Long duration coastal storm to deliver days of raw weather

     Shark River Inlet at 10 a.m. Thursday. (Photo: Amy Hall/Adalie Scott Photography via Jersey Shore Hurricane News)

    Shark River Inlet at 10 a.m. Thursday. (Photo: Amy Hall/Adalie Scott Photography via Jersey Shore Hurricane News)

    Keep those galoshes handy. 

    We’re in for days of raw weather, with occasional periods of precipitation, forecasters say.

    Minor tidal flooding and pockets of moderate tidal flooding — especially in extreme southern areas, including the lower Delaware Bay — will continue for multiple high tide cycles.

     

    As the nor’easter still positioned off North Carolina ever so slowly pushes north, periods of rain will continue through the weekend as energy spins in off the ocean. Forecasters at the National Weather Service office in Mount Holly expect one to two inches of rainfall Thursday.  
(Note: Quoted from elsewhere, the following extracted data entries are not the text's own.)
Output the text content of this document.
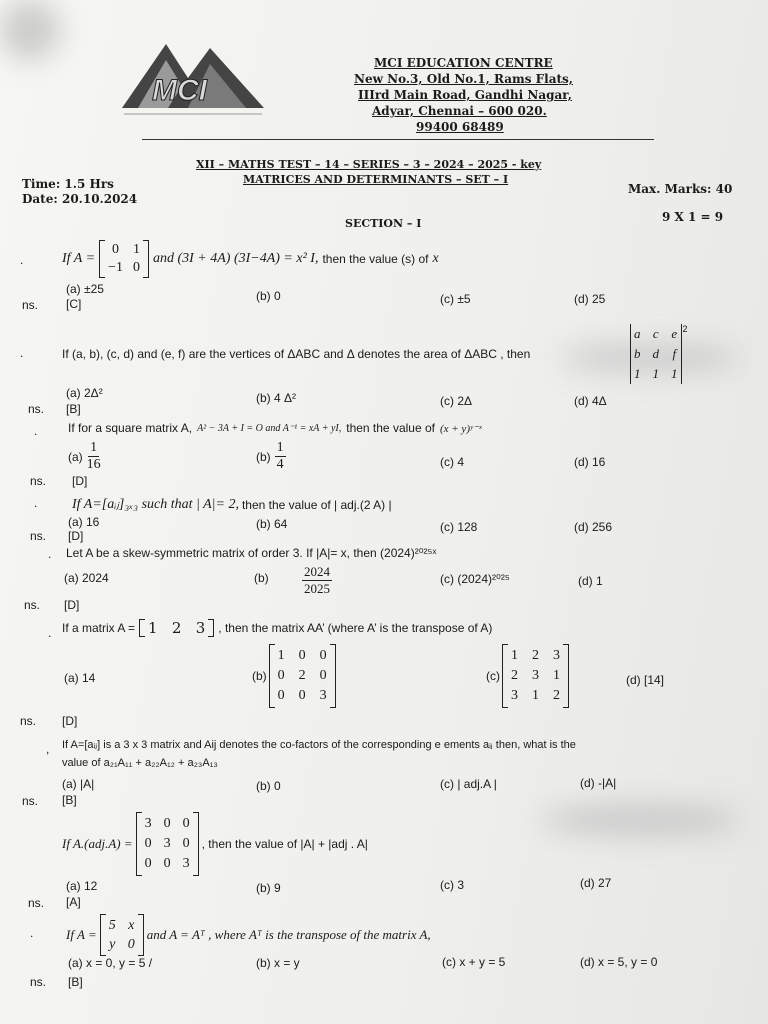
MCI
MCI EDUCATION CENTRE
New No.3, Old No.1, Rams Flats,
IIIrd Main Road, Gandhi Nagar,
Adyar, Chennai – 600 020.
99400 68489
XII – MATHS TEST – 14 – SERIES – 3 – 2024 – 2025 - key
MATRICES AND DETERMINANTS – SET – I
Time: 1.5 Hrs
Date: 20.10.2024
Max. Marks: 40
SECTION – I	9 X 1 = 9
.	If A =
0 1
−1 0
and (3I + 4A) (3I−4A) = x² I, then the value (s) of x
(a) ±25	(b) 0	(c) ±5	(d) 25
ns. [C]
.	If (a, b), (c, d) and (e, f) are the vertices of ΔABC and Δ denotes the area of ΔABC , then
a c e
b d f
1 1 1
2
(a) 2Δ²	(b) 4 Δ²	(c) 2Δ	(d) 4Δ
ns. [B]
.	If for a square matrix A, A² − 3A + I = O and A⁻¹ = xA + yI, then the value of (x + y)ʸ⁻ˣ
$(a) \frac{1}{16}$	$(b) \frac{1}{4}$	(c) 4	(d) 16
ns. [D]
. If A=[aᵢⱼ]₃ₓ₃ such that | A|= 2, then the value of | adj.(2 A) |
(a) 16	(b) 64	(c) 128	(d) 256
ns. [D]
. Let A be a skew-symmetric matrix of order 3. If |A|= x, then (2024)²⁰²⁵ˣ
(a) 2024	(b)	$\frac{2024}{2025}$	(c) (2024)²⁰²⁵	(d) 1
ns. [D]
. If a matrix A = 1   2   3 , then the matrix AA’ (where A’ is the transpose of A)
(a) 14	(b)
1 0 0
0 2 0
0 0 3
(c)
1 2 3
2 3 1
3 1 2
(d) [14]
ns. [D]
, If A=[aᵢⱼ] is a 3 x 3 matrix and Aij denotes the co-factors of the corresponding e ements aᵢⱼ then, what is the
value of a₂₁A₁₁ + a₂₂A₁₂ + a₂₃A₁₃
(a) |A|	(b) 0	(c) | adj.A |	(d) -|A|
ns. [B]
If A.(adj.A) =
3 0 0
0 3 0
0 0 3
, then the value of |A| + |adj . A|
(a) 12	(b) 9	(c) 3	(d) 27
ns. [A]
.	If A =
5 x
y 0
and A = Aᵀ , where Aᵀ is the transpose of the matrix A,
(a) x = 0, y = 5 /	(b) x = y	(c) x + y = 5	(d) x = 5, y = 0
ns. [B]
    If you live on the coast, you will see the most impacts from the system, but to be crystal clear: this is not a particularly strong coastal storm, nor will it deliver impacts similar to Irene or Sandy.

    Let’s break it down.

    Coastal flooding

    Minor coastal flooding is expected Thursday during the high tide cycle in all coastal tidal areas from Atlantic County to the north. Moderate tidal flooding is expected in Cumberland and Cape May counties as well as the lower Delaware Bay.

    High tide at the oceanfront occurs between noon and 1:30 p.m. Thursday, while the back bays and Delaware Bay experience high tide later than the oceanfront.
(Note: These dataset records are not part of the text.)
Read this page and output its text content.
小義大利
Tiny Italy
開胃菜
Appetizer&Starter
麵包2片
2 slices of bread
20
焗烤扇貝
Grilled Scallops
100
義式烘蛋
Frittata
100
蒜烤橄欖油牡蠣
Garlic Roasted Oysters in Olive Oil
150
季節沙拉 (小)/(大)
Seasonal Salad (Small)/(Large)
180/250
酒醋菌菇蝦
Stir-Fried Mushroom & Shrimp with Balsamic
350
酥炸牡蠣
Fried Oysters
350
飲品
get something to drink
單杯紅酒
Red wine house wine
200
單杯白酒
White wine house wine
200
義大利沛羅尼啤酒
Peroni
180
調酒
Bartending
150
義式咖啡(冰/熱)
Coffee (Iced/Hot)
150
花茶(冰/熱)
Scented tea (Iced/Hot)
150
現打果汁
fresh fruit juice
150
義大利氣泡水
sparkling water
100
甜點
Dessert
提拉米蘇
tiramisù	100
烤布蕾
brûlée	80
    The National Weather Service has issued a Coastal Flood Warning for Cumberland and Cape May counties as well as the lower Delaware Bay until 5 p.m. today.

    “Numerous roadways will flood and minor to moderate property damage is possible. The tides and wave action will result in moderate beach erosion. Heavy rain may also fall around the time of high tide adding to the increase in water levels. A majority of the moderate flooding will take place in and along the Delaware Bay,” the Coastal Flood Warning states. 
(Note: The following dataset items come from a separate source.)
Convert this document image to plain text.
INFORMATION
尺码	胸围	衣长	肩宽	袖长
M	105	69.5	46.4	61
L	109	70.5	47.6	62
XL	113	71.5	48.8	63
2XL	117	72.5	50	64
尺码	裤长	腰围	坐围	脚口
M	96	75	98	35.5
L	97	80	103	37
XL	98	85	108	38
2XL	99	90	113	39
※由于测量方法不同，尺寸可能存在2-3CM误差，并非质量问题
    The National Weather Service has issued a Coastal Flood Advisory for all tidal areas in Monmouth, Ocean, and Atlantic counties from 11 a.m. Thursday until 5 p.m. Friday, although with the coastal storm expected to linger off the coast, minor flooding may be an issue through the weekend.

    “Widespread minor coastal flooding is expected this afternoon, aided in part by periods of wind driven heavy rain. Minor coastal flooding and high surf are also expected during the high tide cycle Friday afternoon. Additional minor coastal flooding is possible at the times of high tide Saturday and Sunday afternoon,” the Coastal Flood Advisory states. 

    Rain

    Periods of rain are expected, although National Weather Service does not envision any flooding concerns other than urban and poor drainage flooding. 

    The latest guidance from the National Weather Service’s Weather Prediction Center indicates that about four inches of rain could fall through Sunday at the shore. 

    Rainfall amounts become slightly progressively lower in areas north and west — away from the ocean — but the forecast indicates that two to three inches of rain could fall during the same period in northwest New Jersey. 

    Winds

    The closer you are to the coast, the windier it will be.

    The National Weather Service has issued a Gale Warning for coastal waters from Manasquan Inlet to Cape May until 6 p.m. Thursday. Seas are expected to run about 8 to 12 feet, gradually subsiding Friday through the the weekend.

    On the beaches, there will be sustained northeast winds at 25 to 35 miles per hour, with gusts around 45 miles per hour. Winds will be progressively lighter each mile away from the coast.

    Timing

    Forecasting model guidance suggests that while steady rain will end later in the day on Saturday, the continuing onshore flow may keep the New Jersey area, especially along the coast, cool, dark, and damp all weekend and perhaps into early next week. Stay tuned as the forecast evolves.

    High temperatures Wednesday through Sunday will be in the middle to upper 60s.